Job (7/42)  

1. Izali czas nie jest zamierzony człowiekowi na ziemi? a jako dni najemnicze nie są dni jego?
2. Jako sługa pragnie cienia, a jako najemnik czeka końca pracy swojej:
3. Takiem ja prawem dziedzicznem wziął miesiące próżne, a nocy boleśne są mi naznaczone.
4. Układęli się, tedy mówię: Kiedyż wstanę? a rychło pominie noc? i pełen bywam myślenia aż do świtania.
5. Obleczone jest ciało moje w robaki i w plugastwo z prochu; skóra moja popadała się, i rozsiadła się.
6. Dni moje prędsze są, niż czółnek tkacki, i strawione są bez nadziei.
7. Wspomnij, o Panie! iż wiatrem jest żywot mój, nie wróci się oko moje, aby widziało dobre rzeczy.
8. Ani mię ogląda oko, które mię widywało; oczy twoje obrócone będą na mię, a mnie nie będzie.

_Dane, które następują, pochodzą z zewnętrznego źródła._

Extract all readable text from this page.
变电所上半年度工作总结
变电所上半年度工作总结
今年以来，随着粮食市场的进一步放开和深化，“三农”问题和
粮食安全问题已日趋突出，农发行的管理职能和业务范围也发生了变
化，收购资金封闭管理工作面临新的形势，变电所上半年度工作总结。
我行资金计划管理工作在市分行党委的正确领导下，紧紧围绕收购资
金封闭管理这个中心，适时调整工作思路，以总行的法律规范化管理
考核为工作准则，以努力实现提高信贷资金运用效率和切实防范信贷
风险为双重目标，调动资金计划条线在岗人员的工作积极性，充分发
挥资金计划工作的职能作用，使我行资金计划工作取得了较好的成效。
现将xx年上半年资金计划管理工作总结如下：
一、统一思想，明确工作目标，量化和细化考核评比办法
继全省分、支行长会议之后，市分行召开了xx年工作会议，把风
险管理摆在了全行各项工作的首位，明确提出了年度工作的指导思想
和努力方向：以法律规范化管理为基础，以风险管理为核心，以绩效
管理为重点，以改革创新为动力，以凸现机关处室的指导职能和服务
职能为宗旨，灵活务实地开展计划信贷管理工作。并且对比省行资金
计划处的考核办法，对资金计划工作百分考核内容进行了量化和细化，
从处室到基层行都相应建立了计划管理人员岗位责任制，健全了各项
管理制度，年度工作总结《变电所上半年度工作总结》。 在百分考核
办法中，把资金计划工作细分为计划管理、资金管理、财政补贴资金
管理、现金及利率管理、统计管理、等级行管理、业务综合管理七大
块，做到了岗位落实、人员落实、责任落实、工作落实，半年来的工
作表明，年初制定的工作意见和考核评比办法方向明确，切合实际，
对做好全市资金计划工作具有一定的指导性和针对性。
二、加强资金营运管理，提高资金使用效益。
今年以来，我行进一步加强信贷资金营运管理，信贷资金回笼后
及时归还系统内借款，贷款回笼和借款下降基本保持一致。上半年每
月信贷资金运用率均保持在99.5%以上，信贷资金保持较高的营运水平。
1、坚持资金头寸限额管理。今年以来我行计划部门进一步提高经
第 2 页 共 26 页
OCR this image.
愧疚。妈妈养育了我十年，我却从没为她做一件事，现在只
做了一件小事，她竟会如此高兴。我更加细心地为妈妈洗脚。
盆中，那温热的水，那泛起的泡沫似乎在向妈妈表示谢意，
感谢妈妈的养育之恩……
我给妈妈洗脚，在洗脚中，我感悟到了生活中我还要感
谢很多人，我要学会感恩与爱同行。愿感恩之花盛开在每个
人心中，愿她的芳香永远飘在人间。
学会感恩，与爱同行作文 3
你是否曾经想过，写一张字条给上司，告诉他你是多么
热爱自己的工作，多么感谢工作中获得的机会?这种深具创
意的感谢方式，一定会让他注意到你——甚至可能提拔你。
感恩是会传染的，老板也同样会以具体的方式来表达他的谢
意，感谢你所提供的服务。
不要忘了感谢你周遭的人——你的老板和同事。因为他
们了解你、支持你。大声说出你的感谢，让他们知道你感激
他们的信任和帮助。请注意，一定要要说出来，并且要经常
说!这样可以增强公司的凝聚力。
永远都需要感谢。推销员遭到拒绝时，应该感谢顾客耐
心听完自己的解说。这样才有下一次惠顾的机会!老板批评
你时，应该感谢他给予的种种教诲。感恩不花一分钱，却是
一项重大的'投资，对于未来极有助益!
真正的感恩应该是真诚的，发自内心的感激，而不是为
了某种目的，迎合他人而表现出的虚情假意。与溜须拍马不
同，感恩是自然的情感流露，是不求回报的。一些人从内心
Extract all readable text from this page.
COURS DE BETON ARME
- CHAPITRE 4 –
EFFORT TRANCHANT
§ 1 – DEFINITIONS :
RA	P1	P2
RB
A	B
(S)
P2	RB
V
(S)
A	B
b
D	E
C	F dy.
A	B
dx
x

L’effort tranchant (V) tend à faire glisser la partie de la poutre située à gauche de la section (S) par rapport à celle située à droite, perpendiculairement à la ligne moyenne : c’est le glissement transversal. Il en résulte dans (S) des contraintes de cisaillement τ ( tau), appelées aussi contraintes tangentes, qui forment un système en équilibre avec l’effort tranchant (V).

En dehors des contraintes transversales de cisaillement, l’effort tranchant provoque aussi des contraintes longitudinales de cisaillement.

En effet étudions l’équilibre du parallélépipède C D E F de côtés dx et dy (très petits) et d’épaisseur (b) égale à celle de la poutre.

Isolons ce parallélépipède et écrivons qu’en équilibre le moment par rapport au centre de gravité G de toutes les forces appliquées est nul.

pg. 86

9. Jako niszczeje obłok i przemija, tak zstępujący do grobu nie wynijdzie;
10. Nie wróci się więcej do domu swego, ani go więcej pozna miejsce jego.
11. Przetoż ja nie mogę zawściągnąć ust moich; mówić będę w utrapieniu ducha mego, będę rozmawiał w gorzkości duszy mojej.
12. Izażem ja jest morze, albo wieloryb, zasię mię osadził strażą?
13. Gdym rzekł: Pocieszy mię łoże moje, i ulży mi narzekania mego pościel moja:
14. Tedy mię straszysz przez sny, i przez widzenia trwożysz mną.
15. A przetoż obrała sobie powieszenie dusz moja, a śmierć raczej, niż zostać w kościach.
16. Sprzykrzyłem sobie żywot, nie wiecznie będę żyw. Zaniechajże mię, bo marnością są dni moje.
17. Cóż jest człowiek, że go tak wielce ważysz? a że przykładasz ku niemu serce twoje?
18. A że go nawiedzasz na każdy zaranek? i na każdą chwilę doświadczasz go?
19. Pokądże się nie odwrócisz odemnie? a nie zaniechasz mię, ażbym przełknął ślinę moję?
20. Zgrzeszyłem, cóż mam czynić? o stróżu ludzki! czemuś mię sobie za cel położył, abym był sam sobie ciężarem?
21. Przecz nie odejmiesz przestępstwa mego, i nie przepuścisz nieprawości mojej? Bo się teraz w prochu położę, a choćbyś mię szukał rano, nie będzie mię.